Новорожденный кричать отказывался. Суровая акушерка озабоченно шлепнула по узкой мокрой спинке, в ответ младенец уставился на нее так, что та охнула, чуть не выронив ценную ношу. Шустрый доктор помог поймать малыша, шепнув сквозь повязку: "Бл..дура!" Новорожденный вращал еще потусторонними глазами. Свекольное личико, помятое вследствие тяжелого перелета, выражало крайнее изумление: "К чему все это? Зачем яркий свет, стены и женщина, что прижимает его к потной рубахе?" Когда в палате та самая женщина пыталась пристроить его к груди, младенец, игнорируя попытки, упорно продолжал изучать потолок и, до мельчайших подробностей, пестрое, в паутинке полопавшихся сосудов, лицо родительницы. Словно искал что-то более важное, чем потолок и лицо. Не найдя, зашелся обиженным писклявым криком. На предлагаемый сосок пялился с отвращением, и лишь после долгих уговоров изголодавшегося желудка, нехотя принялся за работу.

Дома родители осмотрели первенца и заподозрили, что в нем явно чего-то не хватает. Наверняка, их надули в роддоме и подсунули брак. Новообращенный папаша притащил анатомический атлас. Сверяясь по атласу, как по карте местности, родители произвели досмотр. Две ручонки со сжатыми кулачками, две ножки, розовые пятки, пухлый живот с зеленым пупком, намек на будущую шею, чуть вытянутая голова с забавным пушком на темечке, два удивленных глаза, нос и рот. С особой тщательностью родитель оглядел еще некоторые прилагающиеся к мальчику детали и пришел к выводу, что их не надули и все в порядке. Атлас отправился на полку. Но в ребенке все же явно чего-то не хватало. Похоже, что и сам он был такого мнения. Серьезно кряхтел в кроватке с голубыми мишками, пытаясь вспомнить, что же он забыл получить там, в небытии?…
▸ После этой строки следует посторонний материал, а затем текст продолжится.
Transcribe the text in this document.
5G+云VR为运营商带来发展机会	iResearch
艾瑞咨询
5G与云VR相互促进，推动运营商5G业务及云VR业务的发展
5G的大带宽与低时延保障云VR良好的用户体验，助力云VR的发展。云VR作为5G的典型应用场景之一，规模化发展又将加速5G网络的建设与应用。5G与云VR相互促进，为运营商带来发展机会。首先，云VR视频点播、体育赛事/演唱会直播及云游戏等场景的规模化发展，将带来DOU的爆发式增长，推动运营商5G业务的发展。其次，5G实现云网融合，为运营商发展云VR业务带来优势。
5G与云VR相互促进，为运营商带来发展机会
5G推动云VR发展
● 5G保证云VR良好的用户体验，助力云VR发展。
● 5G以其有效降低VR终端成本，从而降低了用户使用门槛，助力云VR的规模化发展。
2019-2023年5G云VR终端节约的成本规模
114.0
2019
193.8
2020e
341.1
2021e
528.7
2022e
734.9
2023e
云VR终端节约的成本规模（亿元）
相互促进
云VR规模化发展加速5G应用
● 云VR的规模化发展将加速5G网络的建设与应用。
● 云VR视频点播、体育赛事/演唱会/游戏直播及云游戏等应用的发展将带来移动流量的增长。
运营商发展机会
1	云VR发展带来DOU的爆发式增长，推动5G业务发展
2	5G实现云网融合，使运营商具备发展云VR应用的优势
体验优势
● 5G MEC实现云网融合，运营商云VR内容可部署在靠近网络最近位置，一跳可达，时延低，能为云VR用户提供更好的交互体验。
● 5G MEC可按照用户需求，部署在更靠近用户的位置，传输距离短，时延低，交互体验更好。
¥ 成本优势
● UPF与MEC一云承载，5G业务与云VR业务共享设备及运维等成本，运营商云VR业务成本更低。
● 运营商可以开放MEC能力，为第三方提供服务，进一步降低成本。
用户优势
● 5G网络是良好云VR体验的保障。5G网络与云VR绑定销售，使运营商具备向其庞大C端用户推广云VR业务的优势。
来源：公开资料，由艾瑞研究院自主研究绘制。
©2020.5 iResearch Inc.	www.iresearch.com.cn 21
Вскоре продвинутые родители привыкли к некоторым странностям первенца и нарекли ребеночка диковинным именем Он. Другие имена к нему просто не прилипали. Малыш Он рос тщедушным и болезненным, поминутно подхватывая то пневмонию, то отит. Мамаша, не жалея средств, приглашала к болящему светил. Светила, шевеля усами и глубинными карманами, склонялись над хрипящим малышом и огорченно разводили тщательно вымытыми руками. Но вопреки прогнозам, мальчонка каждый раз выживал. Мамаша, как водится, в болезнях сына винила себя и в порыве родительских чувств раскрывала ему душные объятия. Нехотя отрываясь от грузовика с солдатиками, которых он беспрестанно то расставлял, то сваливал в кучу, мальчик подходил к матери, чмокал в щечку и тут же возвращался к своим занятиям, давая понять, что лимит любви на сегодня исчерпан.

В детском саду, избегая сопливого общества сверстников, подолгу сиживал на горшке, в глубокой задумчивости, морща от напряжения лоб. Как-то набожная нянечка погладила Она по голове и пожалела: "И в чем только душа держится!" "А душа это как?"- полюбопытствовал Он. На что нянечка с готовностью выложила сидящему на горшке всю накопившуюся за пятьдесят лет информацию о божественной природе души. Вечером Он поинтересовался у родителей, есть ли у него душа.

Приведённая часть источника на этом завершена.